The effect on the asset manager and their brand can be significant, but is not always visible. We hear from clients when the burden on sales and operations teams is too high and the ‘noise’ from a dissatisfied buyer community becomes detrimental to growth. However, it is that hidden impact that can be more costly, through potential loss in sales due to a lack of credibility and trust from the market. In addition to these two elements, there is also the risk of sanctions or fines from regulators, and in extreme circumstances, litigation from the buyer community.

Asset managers that proactively manage their data see an increase in accuracy and consistency of their fund data to between 95 and 100 percent. By outsourcing this non-core function, they can also significantly reduce the cost of internal operations, and above all add substantial value through increased sales and improved credibility in the marketplace.

Quality control

Data quality and infrastructure require investment and focus, but should not be a discussion point between asset managers and their buyer community; it should just work, all the time. The only occasions where one should hear about it is from positive testimonials from buyers. As I recently heard at an awards ceremony, a certain asset manager “always provides clear, consistent and timely data”.

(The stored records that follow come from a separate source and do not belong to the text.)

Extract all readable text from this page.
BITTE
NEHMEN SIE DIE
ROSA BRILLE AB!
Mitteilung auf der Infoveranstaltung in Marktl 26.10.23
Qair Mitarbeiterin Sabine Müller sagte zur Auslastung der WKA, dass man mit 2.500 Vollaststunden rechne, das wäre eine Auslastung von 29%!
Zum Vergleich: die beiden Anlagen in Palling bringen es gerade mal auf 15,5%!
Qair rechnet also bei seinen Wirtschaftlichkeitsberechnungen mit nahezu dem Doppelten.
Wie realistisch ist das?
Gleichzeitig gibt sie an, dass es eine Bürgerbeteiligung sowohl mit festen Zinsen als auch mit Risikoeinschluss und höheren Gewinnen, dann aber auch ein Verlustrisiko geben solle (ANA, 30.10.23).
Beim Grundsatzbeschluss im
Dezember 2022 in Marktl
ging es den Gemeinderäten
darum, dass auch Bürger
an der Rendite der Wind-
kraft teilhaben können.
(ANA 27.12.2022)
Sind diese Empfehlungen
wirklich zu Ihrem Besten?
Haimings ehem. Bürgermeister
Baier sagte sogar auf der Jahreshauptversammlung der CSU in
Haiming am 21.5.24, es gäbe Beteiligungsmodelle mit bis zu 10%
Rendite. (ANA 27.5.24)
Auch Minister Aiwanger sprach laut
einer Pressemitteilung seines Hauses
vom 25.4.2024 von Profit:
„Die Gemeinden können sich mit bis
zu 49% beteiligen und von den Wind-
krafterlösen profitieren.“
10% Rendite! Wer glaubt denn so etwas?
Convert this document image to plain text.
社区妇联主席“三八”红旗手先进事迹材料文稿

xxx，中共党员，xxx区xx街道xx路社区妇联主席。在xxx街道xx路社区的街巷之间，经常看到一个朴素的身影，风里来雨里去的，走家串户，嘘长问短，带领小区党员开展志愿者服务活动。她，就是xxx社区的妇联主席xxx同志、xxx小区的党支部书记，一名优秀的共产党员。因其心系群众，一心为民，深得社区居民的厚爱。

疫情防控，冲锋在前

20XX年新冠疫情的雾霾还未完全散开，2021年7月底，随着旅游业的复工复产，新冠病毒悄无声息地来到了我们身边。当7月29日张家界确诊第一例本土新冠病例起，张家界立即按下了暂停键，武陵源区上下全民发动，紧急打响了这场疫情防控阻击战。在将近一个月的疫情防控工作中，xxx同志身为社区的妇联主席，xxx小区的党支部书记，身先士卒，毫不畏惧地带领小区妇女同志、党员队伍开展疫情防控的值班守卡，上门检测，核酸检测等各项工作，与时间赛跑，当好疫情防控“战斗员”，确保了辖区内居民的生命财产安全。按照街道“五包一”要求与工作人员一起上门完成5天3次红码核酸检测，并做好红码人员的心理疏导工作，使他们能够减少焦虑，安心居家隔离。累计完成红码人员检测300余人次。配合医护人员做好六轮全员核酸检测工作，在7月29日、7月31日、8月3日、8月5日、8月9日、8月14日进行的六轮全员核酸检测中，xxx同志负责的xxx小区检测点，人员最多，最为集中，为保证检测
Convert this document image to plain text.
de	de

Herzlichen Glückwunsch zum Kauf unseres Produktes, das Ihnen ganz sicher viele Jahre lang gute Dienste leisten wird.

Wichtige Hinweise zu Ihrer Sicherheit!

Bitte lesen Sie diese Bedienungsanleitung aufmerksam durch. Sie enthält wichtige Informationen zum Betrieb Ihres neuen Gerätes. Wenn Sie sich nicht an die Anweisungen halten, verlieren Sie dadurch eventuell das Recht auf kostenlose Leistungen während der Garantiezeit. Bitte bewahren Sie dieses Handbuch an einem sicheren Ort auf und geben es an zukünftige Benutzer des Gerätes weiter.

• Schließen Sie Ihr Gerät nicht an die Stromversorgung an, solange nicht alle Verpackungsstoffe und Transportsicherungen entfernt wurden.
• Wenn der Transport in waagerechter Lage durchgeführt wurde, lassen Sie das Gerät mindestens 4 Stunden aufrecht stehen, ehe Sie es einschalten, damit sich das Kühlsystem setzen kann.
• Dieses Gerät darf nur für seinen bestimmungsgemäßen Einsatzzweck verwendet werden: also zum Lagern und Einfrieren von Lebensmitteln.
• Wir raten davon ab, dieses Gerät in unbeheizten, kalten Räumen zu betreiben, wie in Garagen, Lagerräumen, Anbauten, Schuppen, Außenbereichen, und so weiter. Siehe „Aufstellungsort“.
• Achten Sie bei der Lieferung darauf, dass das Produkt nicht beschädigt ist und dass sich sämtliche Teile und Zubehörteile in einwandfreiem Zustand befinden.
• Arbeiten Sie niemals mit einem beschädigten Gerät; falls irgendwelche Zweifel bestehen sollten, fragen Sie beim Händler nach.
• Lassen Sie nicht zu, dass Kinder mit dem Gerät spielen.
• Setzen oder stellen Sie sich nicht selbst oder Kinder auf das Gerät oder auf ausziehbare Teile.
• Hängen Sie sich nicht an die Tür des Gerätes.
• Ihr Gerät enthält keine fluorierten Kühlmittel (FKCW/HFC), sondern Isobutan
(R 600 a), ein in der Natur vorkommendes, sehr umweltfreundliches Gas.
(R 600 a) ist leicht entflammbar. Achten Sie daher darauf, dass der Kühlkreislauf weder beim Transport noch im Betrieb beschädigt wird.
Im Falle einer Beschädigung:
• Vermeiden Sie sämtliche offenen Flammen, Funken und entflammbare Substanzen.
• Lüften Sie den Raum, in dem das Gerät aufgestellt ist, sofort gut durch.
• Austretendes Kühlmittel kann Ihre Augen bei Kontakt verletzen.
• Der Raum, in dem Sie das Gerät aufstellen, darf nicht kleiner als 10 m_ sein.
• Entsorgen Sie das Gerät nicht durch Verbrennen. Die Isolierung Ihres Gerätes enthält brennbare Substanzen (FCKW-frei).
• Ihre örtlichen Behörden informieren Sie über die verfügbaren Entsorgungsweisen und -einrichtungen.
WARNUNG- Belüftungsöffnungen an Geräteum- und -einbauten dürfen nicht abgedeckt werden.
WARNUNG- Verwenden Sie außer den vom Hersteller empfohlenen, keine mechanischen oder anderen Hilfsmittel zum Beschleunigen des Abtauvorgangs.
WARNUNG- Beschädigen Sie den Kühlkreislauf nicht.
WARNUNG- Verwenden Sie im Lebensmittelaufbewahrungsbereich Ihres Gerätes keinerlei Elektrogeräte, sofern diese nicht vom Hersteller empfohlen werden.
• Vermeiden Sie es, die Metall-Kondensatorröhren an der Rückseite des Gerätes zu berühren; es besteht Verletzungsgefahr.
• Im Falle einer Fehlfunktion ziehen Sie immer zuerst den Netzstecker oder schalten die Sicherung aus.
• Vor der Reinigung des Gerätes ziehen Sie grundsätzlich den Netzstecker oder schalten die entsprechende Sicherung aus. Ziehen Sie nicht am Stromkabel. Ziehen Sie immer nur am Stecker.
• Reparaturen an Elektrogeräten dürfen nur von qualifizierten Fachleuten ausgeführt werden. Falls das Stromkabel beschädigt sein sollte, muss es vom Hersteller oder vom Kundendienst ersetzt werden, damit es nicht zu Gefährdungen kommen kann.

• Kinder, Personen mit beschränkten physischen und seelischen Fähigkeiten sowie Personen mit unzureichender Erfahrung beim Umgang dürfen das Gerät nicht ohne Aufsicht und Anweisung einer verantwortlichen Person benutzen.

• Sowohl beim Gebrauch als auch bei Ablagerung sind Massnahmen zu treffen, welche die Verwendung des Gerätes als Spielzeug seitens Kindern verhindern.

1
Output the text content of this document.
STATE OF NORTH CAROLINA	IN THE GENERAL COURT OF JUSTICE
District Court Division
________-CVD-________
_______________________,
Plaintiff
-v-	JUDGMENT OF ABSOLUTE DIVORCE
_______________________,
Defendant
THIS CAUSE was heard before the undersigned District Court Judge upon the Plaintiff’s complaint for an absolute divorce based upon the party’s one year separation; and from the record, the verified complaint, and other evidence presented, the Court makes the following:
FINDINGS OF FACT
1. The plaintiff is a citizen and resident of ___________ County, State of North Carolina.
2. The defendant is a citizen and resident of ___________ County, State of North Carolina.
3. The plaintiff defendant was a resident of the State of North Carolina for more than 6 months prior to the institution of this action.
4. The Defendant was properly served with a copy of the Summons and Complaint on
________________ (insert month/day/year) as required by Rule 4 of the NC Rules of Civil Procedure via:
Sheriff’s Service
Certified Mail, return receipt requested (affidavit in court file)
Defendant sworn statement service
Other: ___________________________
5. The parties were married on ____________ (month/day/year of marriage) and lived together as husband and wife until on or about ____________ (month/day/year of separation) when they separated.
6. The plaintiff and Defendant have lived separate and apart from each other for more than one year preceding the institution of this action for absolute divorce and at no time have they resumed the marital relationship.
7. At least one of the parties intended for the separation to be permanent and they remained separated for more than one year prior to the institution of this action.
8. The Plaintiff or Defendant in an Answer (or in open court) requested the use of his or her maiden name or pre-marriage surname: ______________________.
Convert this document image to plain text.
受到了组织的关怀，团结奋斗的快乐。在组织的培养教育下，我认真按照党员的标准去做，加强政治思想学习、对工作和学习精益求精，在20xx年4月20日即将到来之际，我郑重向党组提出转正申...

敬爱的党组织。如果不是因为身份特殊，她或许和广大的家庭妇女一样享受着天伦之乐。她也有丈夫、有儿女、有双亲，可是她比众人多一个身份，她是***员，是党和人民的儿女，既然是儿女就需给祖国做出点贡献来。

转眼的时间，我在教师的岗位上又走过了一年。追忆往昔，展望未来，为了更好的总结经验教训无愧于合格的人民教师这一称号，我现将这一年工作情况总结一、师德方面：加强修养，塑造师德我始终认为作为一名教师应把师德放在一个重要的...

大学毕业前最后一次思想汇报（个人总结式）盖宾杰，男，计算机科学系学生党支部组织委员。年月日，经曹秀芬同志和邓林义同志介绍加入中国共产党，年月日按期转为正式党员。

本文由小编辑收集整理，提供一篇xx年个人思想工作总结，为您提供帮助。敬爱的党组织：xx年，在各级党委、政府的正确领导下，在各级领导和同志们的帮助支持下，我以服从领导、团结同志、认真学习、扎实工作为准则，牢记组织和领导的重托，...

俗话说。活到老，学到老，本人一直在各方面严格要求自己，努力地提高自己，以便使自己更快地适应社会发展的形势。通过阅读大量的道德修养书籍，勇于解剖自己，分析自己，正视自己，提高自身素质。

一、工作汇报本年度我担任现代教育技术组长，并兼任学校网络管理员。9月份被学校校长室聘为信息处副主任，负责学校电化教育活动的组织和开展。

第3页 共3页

Each country where your funds are registered for sale will have specific regulatory requirements, and will require a certain amount of data to be published—from the net asset value to fees to tax to performance information—which all need to be managed proactively. However, channels that are not on asset managers’ preferred list of destinations will still acquire and publish their funds’ data from whatever source they can.

The problem then becomes that fund buyers may still use these channels when conducting their analyses and making buying decisions. Therefore, asset managers must not only actively monitor the channels that matter most to them, but also the other channels being used by the wider buyer community.

Whereas there are some data point that are more regularly requested than others, many of them will be used by buyers in different ways. Clearly, performance is important, as are fees, however, many other fields can be equally relevant. For cross-border funds, registration countries are essential for buyers to know where each fund may be distributed. Many advisors use tools that will filter on fields, and without this the fund will not even be presented to potential buyers.

Spot-checking is not enough

We do not sell data, hence there is no conflict of interest. The asset manager is our only client. This allows us to build long-term, mutually beneficial relationships with the data vendor platforms that matter to our clients.

We have invested significant time and resources working with each destination on data formats, scope, and frequency of delivery. We have implemented direct data feeds to all major channels for critical data. Spot-checking data sporadically is simply not enough. Data changes constantly, and this is part of the life of the asset manager. When we identify discrepancies, we follow up on each one to ensure that it is resolved in a timely fashion and report back to both the information channel and the asset manager on the result.

We open more than 500 tickets each month with each of the major information channels and close them within an average of two days. If dialogue is required to discuss conflicts such as fund classification, we broker calls between the portfolio manager and analysts on the channel side, saving sometimes months of email trails to find the right people and get to the heart of an issue.